To ensure assurance processes are proportionate and also formative, Health Boards will prioritise which contractors are to receive a governance review and consider what depth of review is necessary for assurance. A standard set of measures using existing data will be consistently applied across Wales.
Data for Assurance
Current data sources, which in principle are already available to Health Boards, include:
- Welsh Immunisations System
- DATIX RL and other local processes for incident reporting to Health Boards
- Serious incidents
- Coroners reports
- Medical Examiner referrals
- Ombudsman referrals
- Post Payment Verification reports
- NHS Wales Shared Services Partnership Primary Contractor Services claims
- Enhanced Service audits/reports
- Clinical Governance Practitioner Self-Assessment Toolkit
- Information Governance Toolkit
- Prescribing data
- PHW vaccination data
- Referrals/diagnostics rates
- Admissions/ED/GP Out of Hours data
- Welsh Index of Multiple Deprivation
- European Standardised Populations
Future Data sources will be identified and agreed by the GMS Quality Committee on a national basis as part of regular tripartite discussions.
Wherever possible it is intended that existing data, automatically collected and collated centrally, will be used for assurance in order to minimise bureaucracy for all parties. Health Boards may differ in weightings of individual measures according to local problems (e.g., Antimicrobial Stewardship, National Diabetes Audit results).
Variation in performance is often related to features of the registered population, including health inequalities and vulnerable groups, or factors such as practice premises or workforce availability. These features will need to be recognised and taken into account.
Early engagement between the Health Board and contractor presents the best opportunity to support practices in making effective and sustainable changes to support service improvement should this be found to be appropriate and necessary.
Issues identified from governance review discussions should be incorporated into local population needs assessments, and ultimately into cluster, pan-cluster, and Health Board plans.

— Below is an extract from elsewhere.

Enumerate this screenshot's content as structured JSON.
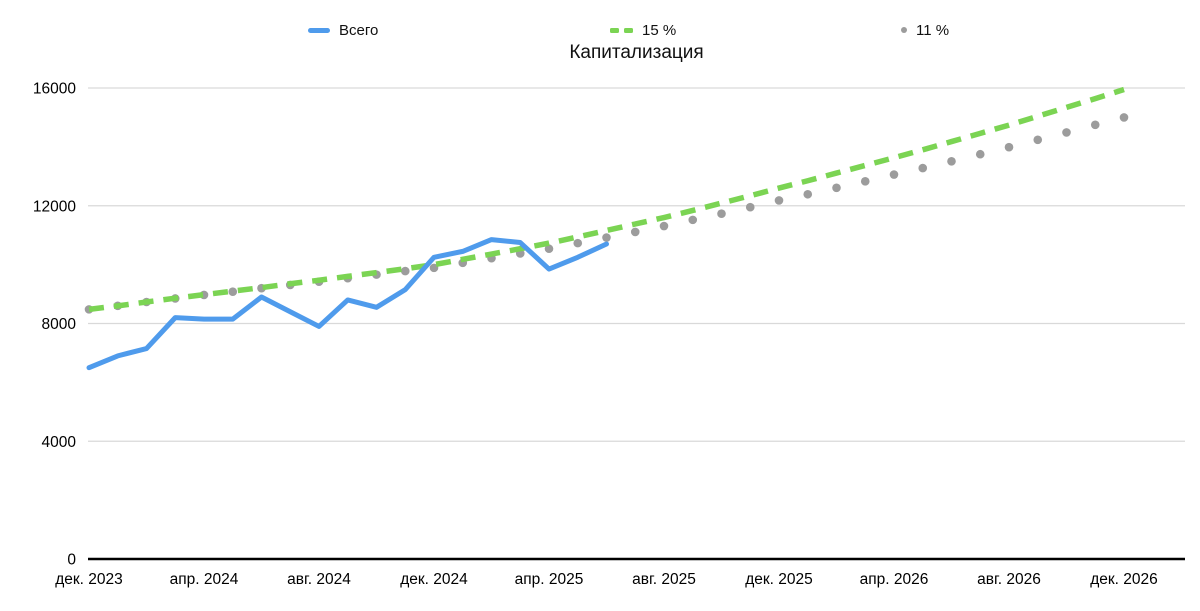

Contract variation process
To make the updating process as simple as possible, Health Boards will be using the contract variation process within the former GMS regulations (and retained within the new regulations). This features in existing practice contracts, usually at clause 516, and will look like the below:
“… the Local Health Board may vary the contract without the contractor's consent where it—
(a) is reasonably satisfied that it is necessary to vary the contract so as to comply with the Act, any regulations made pursuant to that Act, or any direction given by the Welsh Ministers pursuant to that Act, and
(b) notifies the contractor in writing of the wording of the proposed variation and the date upon which that variation is to take effect, and where it is reasonably practicable to do so, the date that the proposed variation is to take effect must not be less than 14 days after the date on which the notice under paragraph (b) is served on the contractor.”
Two standardised template documents will be shared with Health Boards to help with this variation process:
- a template variation notice containing the changes needed for an existing GMS contract to comply with the new regulations, and
- a template document from which Health Boards will prepare a “conformed copy” showing, for ease of reference, what your contract looks like after the variations.

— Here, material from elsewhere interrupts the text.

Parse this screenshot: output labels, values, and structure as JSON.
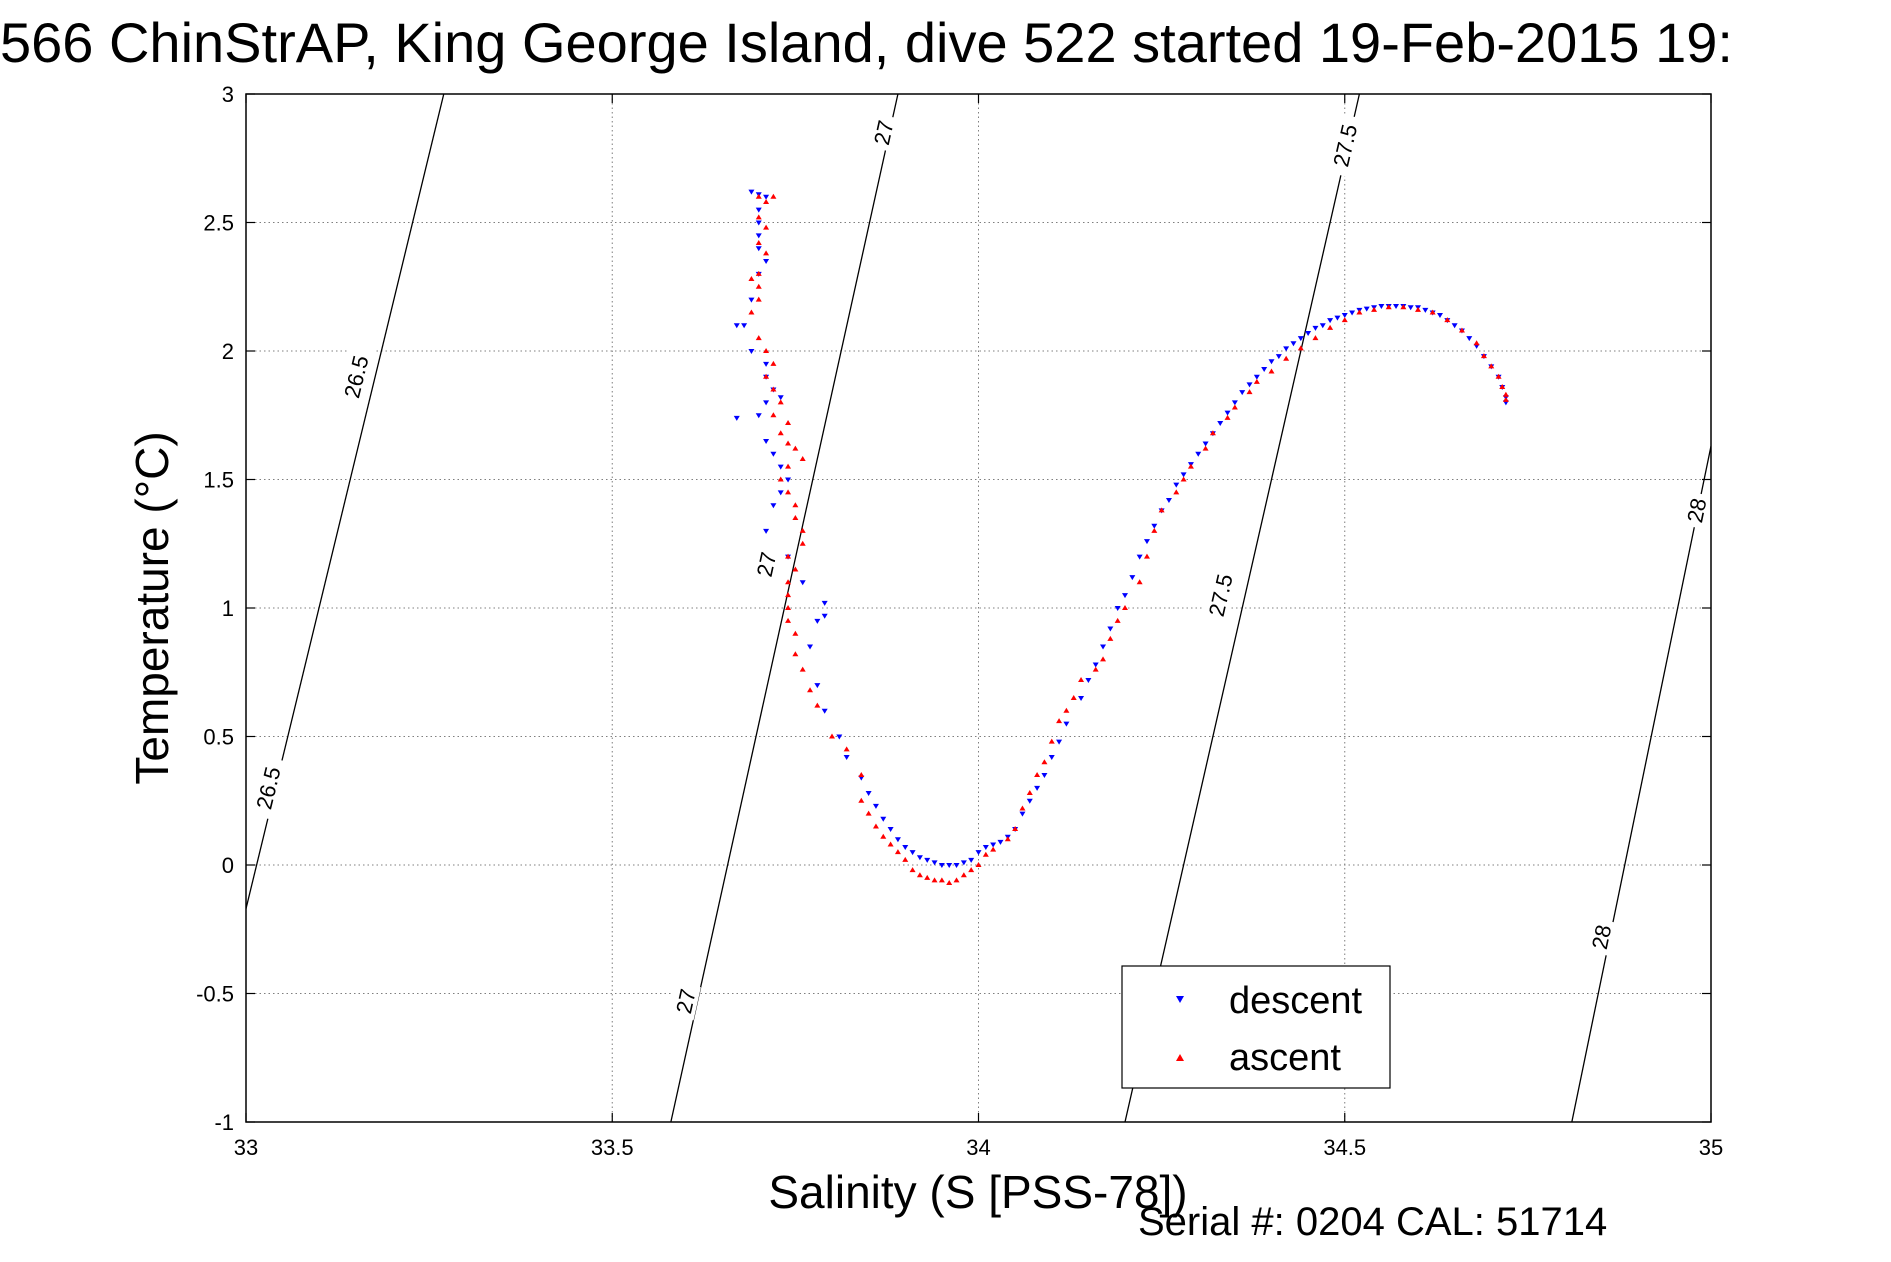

Health Boards will need to personalise both documents for each contractor’s GMS contract (e.g., to reflect your original contract date, names, addresses, contractor status, practice premises, and any other differences already included in your GMS contract). Health Boards will then forward both documents to you, during October and November.
When you receive those documents, please follow any instructions, and then sign and return them to your Local Health Board as soon as you can. Your signature will not be required for the variations to take effect.